ADF Stationarity Test
To determine if a time series is stationary, we run the time series on a Augmented Dickey-Fuller test which tests the hypothesis that there is a unit root present in the time series. The idea is that if the time series has a unit root (null hypothesis), it is therefore dependent on the root and not times series, making it non-stationary. However, if it does not have a unit root, it only depends on time, it is therefore stationary.

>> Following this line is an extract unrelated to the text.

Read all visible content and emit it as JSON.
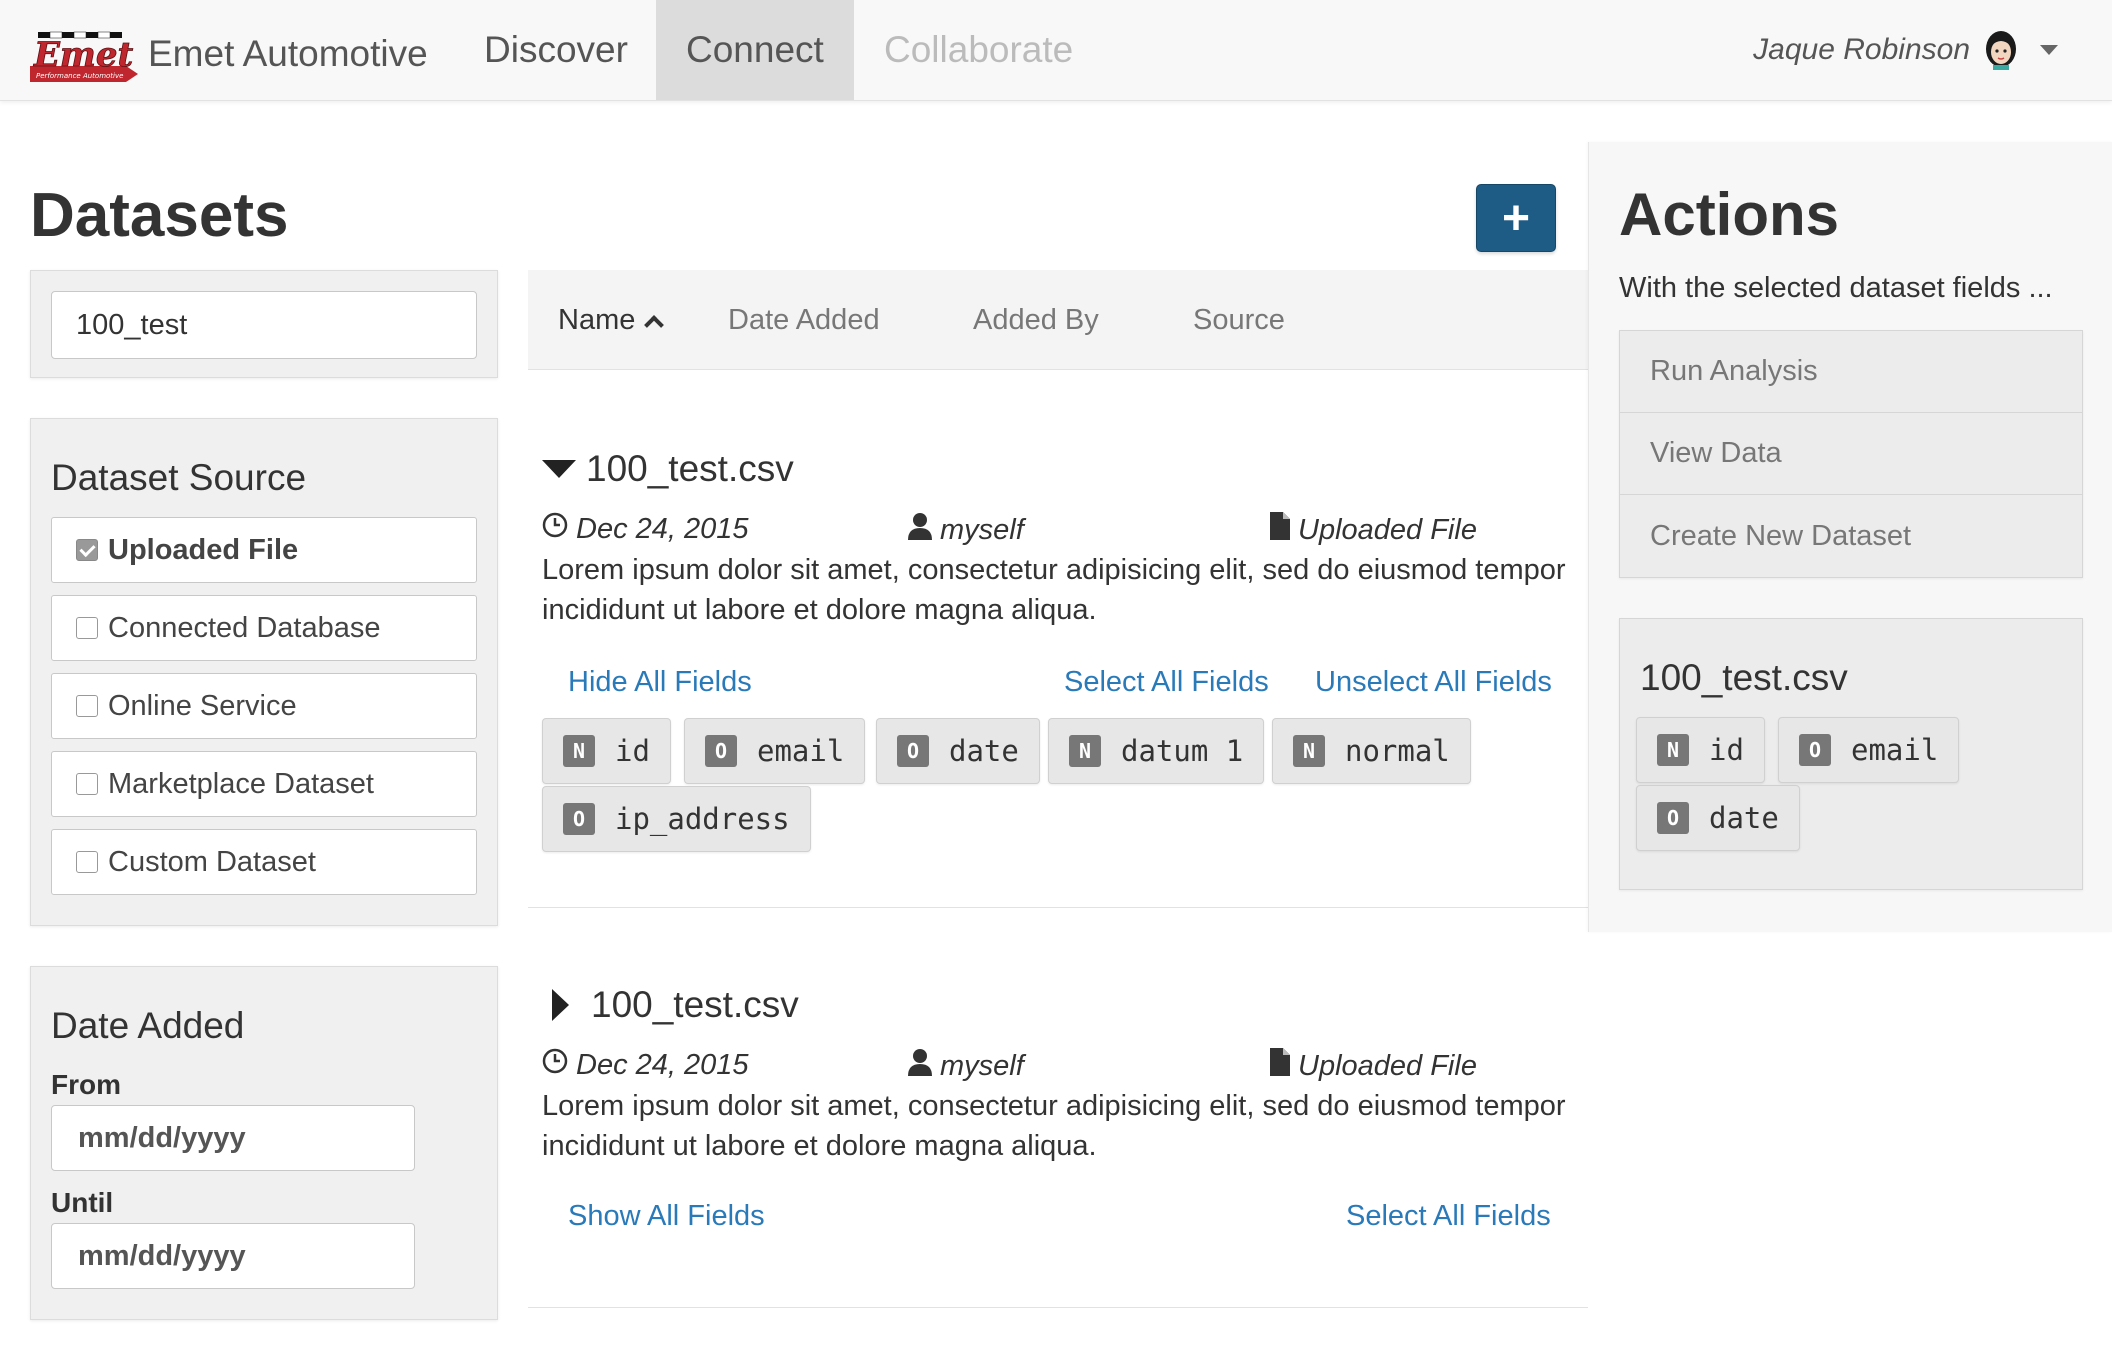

from statsmodels.tsa.stattools import adfuller
import pandas as pd
import numpy as np
stock_data = pd.read_csv('stock_price.csv', parse_dates=['ts'], index_col=['ts'])
stock_data.head()
| ts | closed_price |
|---|---|
| 2012-03-15 | 57.24 |
| 2012-03-16 | 57.14 |
| 2012-03-19 | 56.55 |
| 2012-03-20 | 55.79 |
| 2012-03-21 | 55.99 |
Running the ADF Test
test_statistic, p_value = adfuller(stock_data)[:2]
test_statistic, p_value
(-0.7170386326564675, 0.8422866474115657)
In this case, the p-value is $>.05$ which tells us that the time series is not stationary. In this case, transformation on the original dataset is necessary.
stock_data['diff_lag1'] = stock_data.close_price.diff()
stock_data.head()
| ts | closed_price | diff_lag1 |
|---|---|---|
| 2012-03-15 | 57.24 | NaN |
| 2012-03-16 | 57.14 | -0.10 |
| 2012-03-19 | 56.55 | -0.59 |
| 2012-03-20 | 55.79 | -0.76 |
| 2012-03-21 | 55.99 | 0.20 |
test_statistic, p_value = adfuller(stock_data['diff_lag1'].dropna())[:2]
test_statistic, p_value
In this case, the p-value is $<.05$ which tells us that the differenced time series at $lag=1$ is stationary.